Sparse Component Analysis: An unsupervised method for recovering interpretable latent factors

Overview

Sparse Component Analysis (SCA) is an unsupervised dimensionality reduction method that can recover interpretable latent factors from high dimensional neural activity. This repo. contains notebooks (and example data) that demonstrate how to use SCA. For a full characterization of the method (and to see results from additional datasets) see the preprint.

Installation and Dependencies

This package can be installed by:

git clone https://github.com/glaserlab/sca.git
cd sca
pip install -e .

This package requires python 3.6 or higher for a succesful installation.

Getting started

Let's say we have a matrix X that contains the activity of N neurons over T time points (it is dimension T x N). We want to reduce the dimensionality to K instead of N.

To do this, we first import the necessary function and then run SCA:

from sca.models import SCA
sca = SCA(n_components=K)
latent = sca.fit_transform(X)

Please see the example jupyter notebook Example_1pop.ipynb in the notebooks folder for further details on a simulated dataset.
Also see the example notebooks centerOutReaching.ipnyb, and unimanualCycling.ipynb for examples using neural data from our manuscript.

SCA in a nutshell

Many neural computations are composed of multiple, distinct processes, each associated with different sets of latent factors.

For example, in a center-out reaching task, reach-generating computations in motor cortex are composed of preparatory and execution-related processes. Preparation and execution can occur at different times, in nearly-orthogonal sets of dimensions. Preparatory and execution-related factors can therefore be recovered if we look for factors that are temporally sparse and active in orthogonal sets of dimensions.

This is how SCA works; it looks for temporally sparse factors that evolve in orthogonal dimensions (which can also reconstruct single-unit activity). Note that these assumptions are not specific to reaching. We found that the same cost function produces interpretable factors across a wide variety of tasks involving a variety of experimental models (monkeys, C. elegans, and artificial networks). In all cases, SCA recovered factors that reflected a single computational role. Importantly, this interpretability did not require any supervision; SCA works without needing to know anything about the task structure.

Usage notes

Hyperparameters

SCA has three hyperparameters. Results are generally robust to values of these hyperparameters (see preprint, including Extended Data Fig. 4). Here's what you can expect from changing each of the hyperparameters, and our general recommendations.

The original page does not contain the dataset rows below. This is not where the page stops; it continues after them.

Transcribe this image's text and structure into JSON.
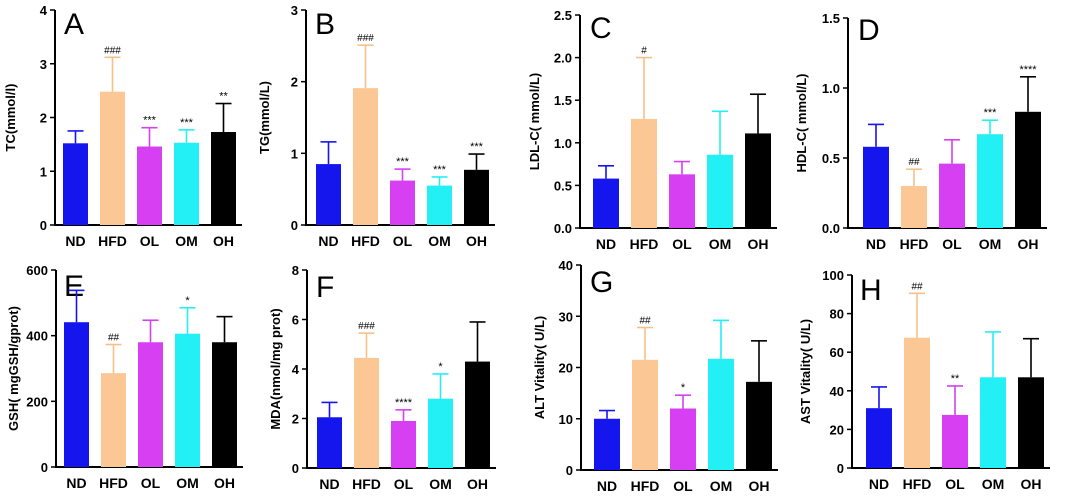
{
  "colors": {
    "ND": "#1515ee",
    "HFD": "#fbc895",
    "OL": "#d63ff2",
    "OM": "#22f0f5",
    "OH": "#000000",
    "error_HFD": "#f6c189"
  },
  "chart_data": [
    {
      "type": "bar",
      "letter": "A",
      "ylabel": "TC(mmol/l)",
      "categories": [
        "ND",
        "HFD",
        "OL",
        "OM",
        "OH"
      ],
      "values": [
        1.52,
        2.48,
        1.46,
        1.53,
        1.73
      ],
      "errors": [
        0.23,
        0.64,
        0.35,
        0.24,
        0.53
      ],
      "labels": [
        "",
        "###",
        "***",
        "***",
        "**"
      ],
      "ylim": [
        0,
        4
      ],
      "yticks": [
        "0",
        "1",
        "2",
        "3",
        "4"
      ]
    },
    {
      "type": "bar",
      "letter": "B",
      "ylabel": "TG(mmol/L)",
      "categories": [
        "ND",
        "HFD",
        "OL",
        "OM",
        "OH"
      ],
      "values": [
        0.85,
        1.91,
        0.62,
        0.55,
        0.77
      ],
      "errors": [
        0.31,
        0.6,
        0.16,
        0.12,
        0.22
      ],
      "labels": [
        "",
        "###",
        "***",
        "***",
        "***"
      ],
      "ylim": [
        0,
        3
      ],
      "yticks": [
        "0",
        "1",
        "2",
        "3"
      ]
    },
    {
      "type": "bar",
      "letter": "C",
      "ylabel": "LDL-C( mmol/L)",
      "categories": [
        "ND",
        "HFD",
        "OL",
        "OM",
        "OH"
      ],
      "values": [
        0.58,
        1.28,
        0.63,
        0.86,
        1.11
      ],
      "errors": [
        0.15,
        0.72,
        0.15,
        0.51,
        0.46
      ],
      "labels": [
        "",
        "#",
        "",
        "",
        ""
      ],
      "ylim": [
        0,
        2.5
      ],
      "yticks": [
        "0.0",
        "0.5",
        "1.0",
        "1.5",
        "2.0",
        "2.5"
      ]
    },
    {
      "type": "bar",
      "letter": "D",
      "ylabel": "HDL-C( mmol/L)",
      "categories": [
        "ND",
        "HFD",
        "OL",
        "OM",
        "OH"
      ],
      "values": [
        0.58,
        0.3,
        0.46,
        0.67,
        0.83
      ],
      "errors": [
        0.16,
        0.12,
        0.17,
        0.1,
        0.25
      ],
      "labels": [
        "",
        "##",
        "",
        "***",
        "****"
      ],
      "ylim": [
        0,
        1.5
      ],
      "yticks": [
        "0.0",
        "0.5",
        "1.0",
        "1.5"
      ]
    },
    {
      "type": "bar",
      "letter": "E",
      "ylabel": "GSH( mgGSH/gprot)",
      "categories": [
        "ND",
        "HFD",
        "OL",
        "OM",
        "OH"
      ],
      "values": [
        441,
        286,
        380,
        406,
        380
      ],
      "errors": [
        97,
        87,
        67,
        79,
        78
      ],
      "labels": [
        "",
        "##",
        "",
        "*",
        ""
      ],
      "ylim": [
        0,
        600
      ],
      "yticks": [
        "0",
        "200",
        "400",
        "600"
      ]
    },
    {
      "type": "bar",
      "letter": "F",
      "ylabel": "MDA(nmol/mg prot)",
      "categories": [
        "ND",
        "HFD",
        "OL",
        "OM",
        "OH"
      ],
      "values": [
        2.05,
        4.45,
        1.9,
        2.8,
        4.3
      ],
      "errors": [
        0.6,
        1.0,
        0.45,
        1.0,
        1.6
      ],
      "labels": [
        "",
        "###",
        "****",
        "*",
        ""
      ],
      "ylim": [
        0,
        8
      ],
      "yticks": [
        "0",
        "2",
        "4",
        "6",
        "8"
      ]
    },
    {
      "type": "bar",
      "letter": "G",
      "ylabel": "ALT Vitality( U/L)",
      "categories": [
        "ND",
        "HFD",
        "OL",
        "OM",
        "OH"
      ],
      "values": [
        10.0,
        21.5,
        12.0,
        21.7,
        17.2
      ],
      "errors": [
        1.6,
        6.3,
        2.6,
        7.5,
        8.0
      ],
      "labels": [
        "",
        "##",
        "*",
        "",
        ""
      ],
      "ylim": [
        0,
        40
      ],
      "yticks": [
        "0",
        "10",
        "20",
        "30",
        "40"
      ]
    },
    {
      "type": "bar",
      "letter": "H",
      "ylabel": "AST Vitality( U/L)",
      "categories": [
        "ND",
        "HFD",
        "OL",
        "OM",
        "OH"
      ],
      "values": [
        31,
        67.5,
        27.5,
        47,
        47
      ],
      "errors": [
        11,
        23,
        15,
        23.5,
        20
      ],
      "labels": [
        "",
        "##",
        "**",
        "",
        ""
      ],
      "ylim": [
        0,
        100
      ],
      "yticks": [
        "0",
        "20",
        "40",
        "60",
        "80",
        "100"
      ]
    }
  ]
}
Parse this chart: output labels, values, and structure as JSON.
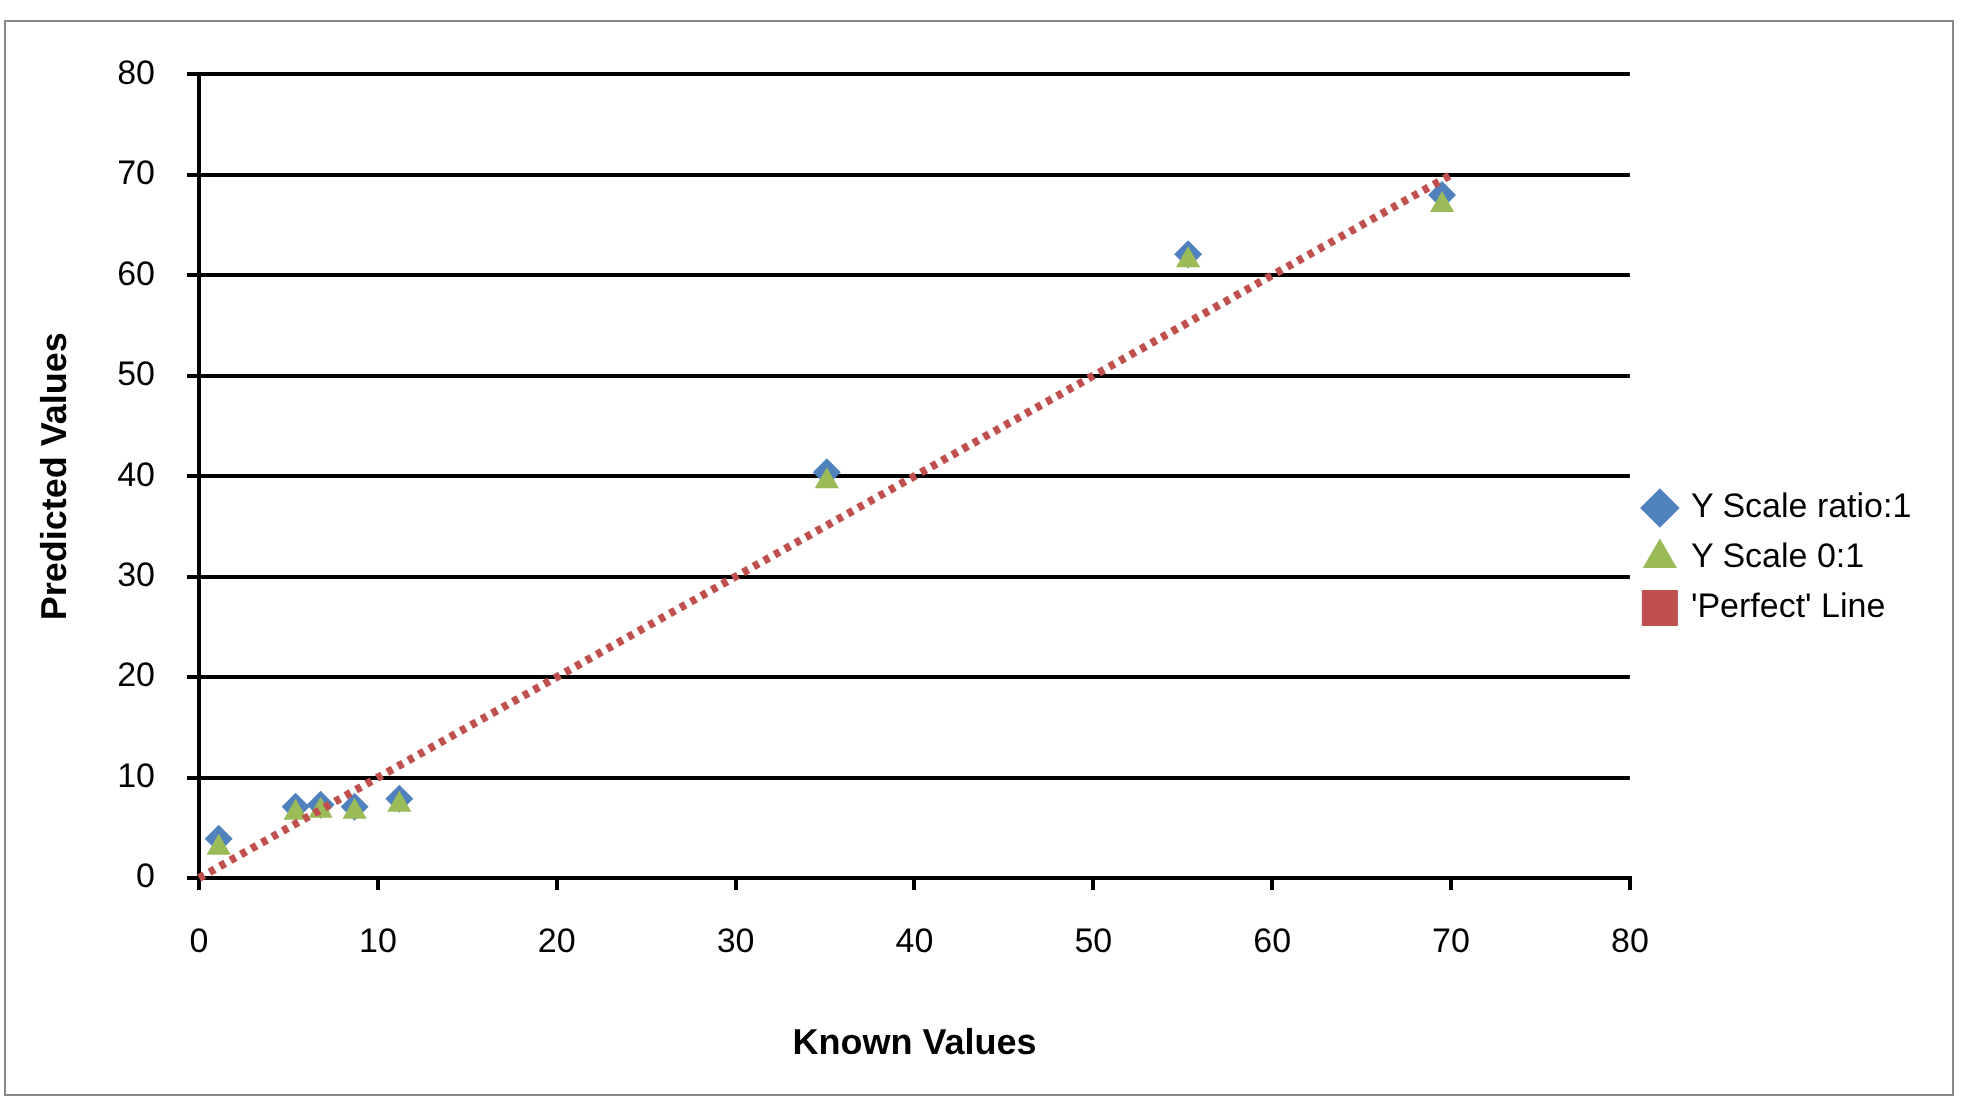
{
  "chart_data": {
    "type": "scatter",
    "xlabel": "Known Values",
    "ylabel": "Predicted Values",
    "xlim": [
      0,
      80
    ],
    "xticks": [
      0,
      10,
      20,
      30,
      40,
      50,
      60,
      70,
      80
    ],
    "ylim": [
      0,
      80
    ],
    "yticks": [
      0,
      10,
      20,
      30,
      40,
      50,
      60,
      70,
      80
    ],
    "grid": "y",
    "legend": "right",
    "series": [
      {
        "name": "Y Scale ratio:1",
        "color": "#4f81bd",
        "marker": "diamond",
        "x": [
          1.1,
          5.4,
          6.8,
          8.7,
          11.2,
          35.1,
          55.3,
          69.5
        ],
        "values": [
          3.9,
          7.1,
          7.3,
          7.1,
          7.9,
          40.4,
          62.1,
          68
        ]
      },
      {
        "name": "Y Scale 0:1",
        "color": "#9bbb59",
        "marker": "triangle",
        "x": [
          1.1,
          5.4,
          6.8,
          8.7,
          11.2,
          35.1,
          55.3,
          69.5
        ],
        "values": [
          3,
          6.5,
          6.7,
          6.6,
          7.3,
          39.5,
          61.5,
          67
        ]
      },
      {
        "name": "'Perfect' Line",
        "color": "#c0504d",
        "type": "line",
        "marker": "none",
        "line_style": "dotted",
        "x": [
          0,
          70
        ],
        "values": [
          0,
          70
        ]
      }
    ]
  }
}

lam_sparse: determines how much to penalize non-sparse factors. While our default value generally works well, we have found that setting lam_sparse as high as possible, without sacrificing reconstruction error, generally led to slightly improved qualitative results (relative to the default). See our example notebook Example_sparsity_hyperparm.ipynb, for a demonstration of how to do this selection.
lam_orthog: determines how much non-orthogonal dimensions are penalized (higher values leads to greater orthogonality). We recommend using the default value, which was used for all datasets in our preprint. Additionally, we do have an option for using a strict orthogonality constraint rather than the penalty, but n general, allowing SCA dimensions to be orthogonal-ish (rather than requiring them to be strictly orthogonal) led to slightly cleaner (and faster) results.
n_components: number of requested factors. SCA will not 'over-sparsify' data when increasing the number of requested factors. In other words, SCA will not produce two factors that have very similar loading vectors (this behavior is documented in the preprint, Extended Data Fig. 4). The orthogonality term in the cost function prevents this. That said, the neural activity relating to two different processes is not always completely aligned or completely unaligned. For example, the dimensions occupied by motor cortical activity during forwards cycling are sometimes partially aligned with those occupied during backwards cycling (see the preprint, Extended Data Fig. 14). In these cases, requesting 'too few' dimensions may cause SCA to find a factor that is active during both forwards and backwards cycling, while requesting more dimensions could yield two different factors, one related to each behavior. In general, it is useful to run SCA multiple times, requesting increasing numbers of factors. Doing so will give you a sense for which component processes use completely separate, partially overlapping, or largely overlapping dimensions.